Director Jon M. Chu is a veteran of music videos and dance movies – and oh, does it show. Depth? We don’t get a lot of that ’round here. Entertaining? True dat. ‘Crazy Rich Asians’ isn’t really a brilliant film, but it IS brilliantly quirky….and for this sort of fare, that’s not only the most important prerequisite to come armed with, it’s pretty much the ONLY one you need.
Constance Wu plays Rachel, an NYU economist, raised by in the U.S. by a Chinese-immigrant single mom. She has no clue that her boyfriend, Nick Young (Henry Golding) is the heir to one of Singapore’s richest families. Then she accompanies him on a trip home – and the silver spoon is out of the bag.

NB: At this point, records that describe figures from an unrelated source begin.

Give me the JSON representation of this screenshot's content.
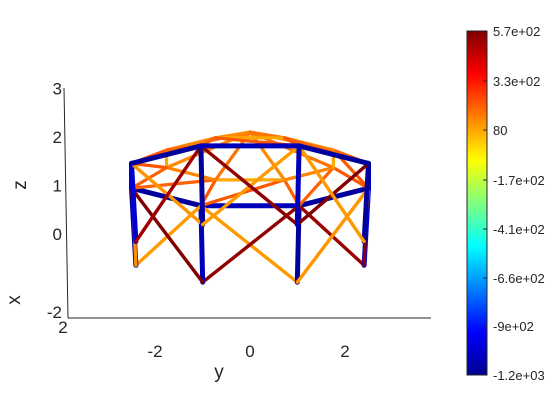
{
  "chart_data": {
    "type": "3d-truss",
    "view": "3d",
    "axes": {
      "x": {
        "label": "x",
        "ticks": [
          "-2",
          "2"
        ]
      },
      "y": {
        "label": "y",
        "ticks": [
          "-2",
          "0",
          "2"
        ],
        "values": [
          -2,
          0,
          2
        ],
        "range": [
          -3.9,
          3.8
        ]
      },
      "z": {
        "label": "z",
        "ticks": [
          "3",
          "2",
          "1",
          "0",
          "-2"
        ],
        "values": [
          3,
          2,
          1,
          0,
          -2
        ],
        "range": [
          -2,
          3
        ]
      }
    },
    "colorbar": {
      "range": [
        -1200,
        570
      ],
      "colormap": "jet",
      "tick_labels": [
        "5.7e+02",
        "3.3e+02",
        "80",
        "-1.7e+02",
        "-4.1e+02",
        "-6.6e+02",
        "-9e+02",
        "-1.2e+03"
      ],
      "tick_values": [
        570,
        330,
        80,
        -170,
        -410,
        -660,
        -900,
        -1200
      ]
    },
    "structure": {
      "base_ring": {
        "n": 8,
        "radius": 2.6,
        "z": -0.4
      },
      "top_ring": {
        "n": 8,
        "radius": 2.7,
        "z": 1.2
      },
      "apex": {
        "z": 2.1
      }
    },
    "member_forces": {
      "top_ring": [
        -1150,
        -1100,
        -1150,
        -1100,
        -1150,
        -1100,
        -1150,
        -1100
      ],
      "verticals": [
        -1100,
        -1150,
        -1050,
        -1150,
        -1100,
        -1150,
        -1050,
        -1150
      ],
      "diagonals_a": [
        570,
        80,
        520,
        80,
        570,
        100,
        520,
        80
      ],
      "diagonals_b": [
        80,
        560,
        90,
        540,
        80,
        560,
        90,
        540
      ],
      "roof_ring": [
        120,
        60,
        120,
        60,
        120,
        60,
        120,
        60
      ],
      "roof_spokes": [
        150,
        110,
        150,
        110,
        150,
        110,
        150,
        110
      ],
      "roof_struts": [
        200,
        180,
        200,
        180,
        200,
        180,
        200,
        180
      ]
    }
  }
}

Those unfamiliar with the popular novel on which this film is based might have a bit of a bumpy ride initially – ‘Crazy Rich Asians’ is a wee more eclectic than your average Cinderella satire – but any kind of adjustment is brief, thanks largely to the comic presence of scene-stealer Awkwafina, Rachel’s brash pal from her undergraduate days, Ken Jeong, doing the outrageous Ken Jeong ‘thing’, and Nick Santos, who plays Nick’s cousin from the ‘rainbow branch’ of the family.
It’s not often that actors of Asian descent play substantial roles in American films; ‘Joy Luck Club’, released back in 1993, was the last one I can think of that rolled the dice on the concept. The gamble paid off then, and it pays off big time now.